La mise en demeure ne constitue pas une cause d’interruption de la prescription. Voilà synthétisé en une proposition le principal apport d’un arrêt remarqué, rendu le 18 mai dernier par la chambre commerciale de la Cour de cassation (n°K2023204). La décision est importante car elle précise l’interprétation de l’article 2241 du Code civil et fournit des directives claires aux praticiens.
Outre la consécration d’une prescription quinquennale en lieu et place d’une prescription trentenaire, la réforme opérée par la loi du 17 juin 2008 a remodelé certaines causes de suspension et d’interruption de la prescription. Les articles 2240 à 2246 du Code civil énumèrent désormais les causes d’interruption de la prescription, c’est-à-dire les évènements qui « effac(ent) le délai de prescription acquis » et qui en font courir un nouveau (art. 2231 C. civ.). À ce titre, il faut citer la reconnaissance du droit par son débiteur (2240 C. civ.), l’action en justice (2241 C. civ.), une mesure conservatoire ou un acte d’exécution forcée (2244 C. civ.). La clarté des nouveaux textes n’a toutefois pas suffi pas à effacer tout questionnement. Il était notamment possible de s’interroger : cette liste est-elle limitative ? Le juge peut-il prendre ses distances avec la liste légale et ajouter une cause d’interruption de la prescription non expressément prévue ?
À travers l’hypothèse spécifique de la mise en demeure, l’espèce a offert à la Cour de cassation l’occasion de répondre à ces questions centrales pour les praticiens. Un médecin avait conclu en 2008, un contrat de location pour un matériel médical. Il cesse en 2011 de payer le loyer. Des mises en demeure de paiement lui sont envoyées en 2011 et 2013. L’assignation en paiement n’est cependant signifiée qu’en 2016. Pour s’opposer à la demande de paiement d’une partie de ces loyers, le médecin invoque la prescription de l’action pour les loyers antérieurs à octobre 2011 sur le fondement de l’article 2224 du Code civil prévoyant une prescription de cinq années pour les actions personnelles. Les juges du fond – tant en première instance qu’en appel – ont estimé que la prescription de l’action en paiement de ces loyers n’était pas acquise car les mises en demeure adressées au médecin avaient eu pour effet d’interrompre la prescription. Une telle interprétation était contestée par le pourvoi formé par le médecin.

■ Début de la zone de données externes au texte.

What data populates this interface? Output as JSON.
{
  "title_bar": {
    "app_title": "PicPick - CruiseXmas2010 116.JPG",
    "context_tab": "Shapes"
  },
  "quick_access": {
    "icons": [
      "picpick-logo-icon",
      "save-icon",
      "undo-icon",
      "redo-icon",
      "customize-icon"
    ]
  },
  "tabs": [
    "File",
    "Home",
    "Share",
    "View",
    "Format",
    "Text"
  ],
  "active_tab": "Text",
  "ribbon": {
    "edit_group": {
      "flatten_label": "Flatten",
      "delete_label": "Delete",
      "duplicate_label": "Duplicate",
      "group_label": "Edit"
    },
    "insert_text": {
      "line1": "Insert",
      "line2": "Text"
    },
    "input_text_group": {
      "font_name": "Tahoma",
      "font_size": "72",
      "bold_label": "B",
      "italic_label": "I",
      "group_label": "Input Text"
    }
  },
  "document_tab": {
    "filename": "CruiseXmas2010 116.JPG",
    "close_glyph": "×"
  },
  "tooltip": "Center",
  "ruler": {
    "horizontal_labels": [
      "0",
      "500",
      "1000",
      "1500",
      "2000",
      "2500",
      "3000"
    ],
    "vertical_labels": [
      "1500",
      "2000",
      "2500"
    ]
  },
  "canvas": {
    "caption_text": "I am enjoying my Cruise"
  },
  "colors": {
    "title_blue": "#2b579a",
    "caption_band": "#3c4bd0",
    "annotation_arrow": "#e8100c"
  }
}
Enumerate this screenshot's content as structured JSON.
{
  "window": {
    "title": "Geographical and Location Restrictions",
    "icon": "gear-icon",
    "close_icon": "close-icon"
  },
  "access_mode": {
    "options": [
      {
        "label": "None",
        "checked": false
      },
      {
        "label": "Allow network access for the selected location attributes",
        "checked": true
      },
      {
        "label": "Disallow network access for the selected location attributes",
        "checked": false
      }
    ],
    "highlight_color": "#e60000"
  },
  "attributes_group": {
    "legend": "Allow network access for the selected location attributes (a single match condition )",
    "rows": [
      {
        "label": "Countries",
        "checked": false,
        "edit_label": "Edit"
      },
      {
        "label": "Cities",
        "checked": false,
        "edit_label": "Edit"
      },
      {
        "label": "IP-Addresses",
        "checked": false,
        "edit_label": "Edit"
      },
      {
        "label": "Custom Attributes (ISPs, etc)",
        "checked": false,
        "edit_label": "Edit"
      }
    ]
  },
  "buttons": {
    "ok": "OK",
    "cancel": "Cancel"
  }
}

Au soutien de sa cassation, la chambre commerciale retient « qu’une mise en demeure, fût-elle envoyée par lettre recommandée avec demande d’avis de réception, n’interrompt pas le délai de prescription de l’action en paiement des loyers ». La mise en demeure est en effet un acte procédural qui n’est pas assimilable à une action en justice et ne peut donc produire, sur le fondement de l’article 2441, un effet interruptif de prescription. L’interprétation littérale de la disposition qu’adopte la chambre commerciale s’oppose nécessairement à la solution retenue par les juges du fond.
Si la mise en demeure ne peut être assimilée à une action en justice, pourrait-elle être reconnue comme une cause d’interruption de la prescription en dehors des quatre causes expressément visées par le texte. En d’autres termes, la liste est-elle exhaustive ? Il est vrai que la mise en demeure – comme l’action en justice, l’acte d’exécution forcée ou la mesure conservatoire – peut être perçue comme manifestant la volonté du créancier de faire valoir ses droits en justice. La Cour de cassation refuse néanmoins l’analogie et affirme, sans aucune ambiguïté, que la liste des causes d’interruption de la prescription est « limitative ». Le juge décide ainsi de s’auto-limiter et s’interdit de consacrer une cause d’interruption de la prescription en dehors des causes listées par le législateur. La sécurité juridique en sort indéniablement renforcée.
Si la liste légale est limitative à défaut de précisions des parties, ces dernières peuvent toutefois, depuis la réforme de 2008, « personnaliser » les causes d’interruption de la prescription puisque l’article 2254 al. 2 prévoit qu’elles « peuvent également, d’un commun accord, ajouter aux causes de suspension ou d’interruption de la prescription prévues par la loi. ». Il apparaît donc possible, et même désormais conseillé, d’ériger la mise en demeure au rang de causes conventionnelles d’interruption de la prescription pour limiter les risques de prescription de l’action. Ce type de clause est ainsi appelé à devenir une clause de style. Rappelons toutefois qu’elle ne sera pas opposable aux parties pour les « actions en paiement ou en répétition des salaires, arrérages de rente, pensions alimentaires, loyers, fermages, charges locatives, intérêts des sommes prêtées et, généralement, aux actions en paiement de tout ce qui est payable par années ou à des termes périodiques plus courts. » (art. 2254 al. 3).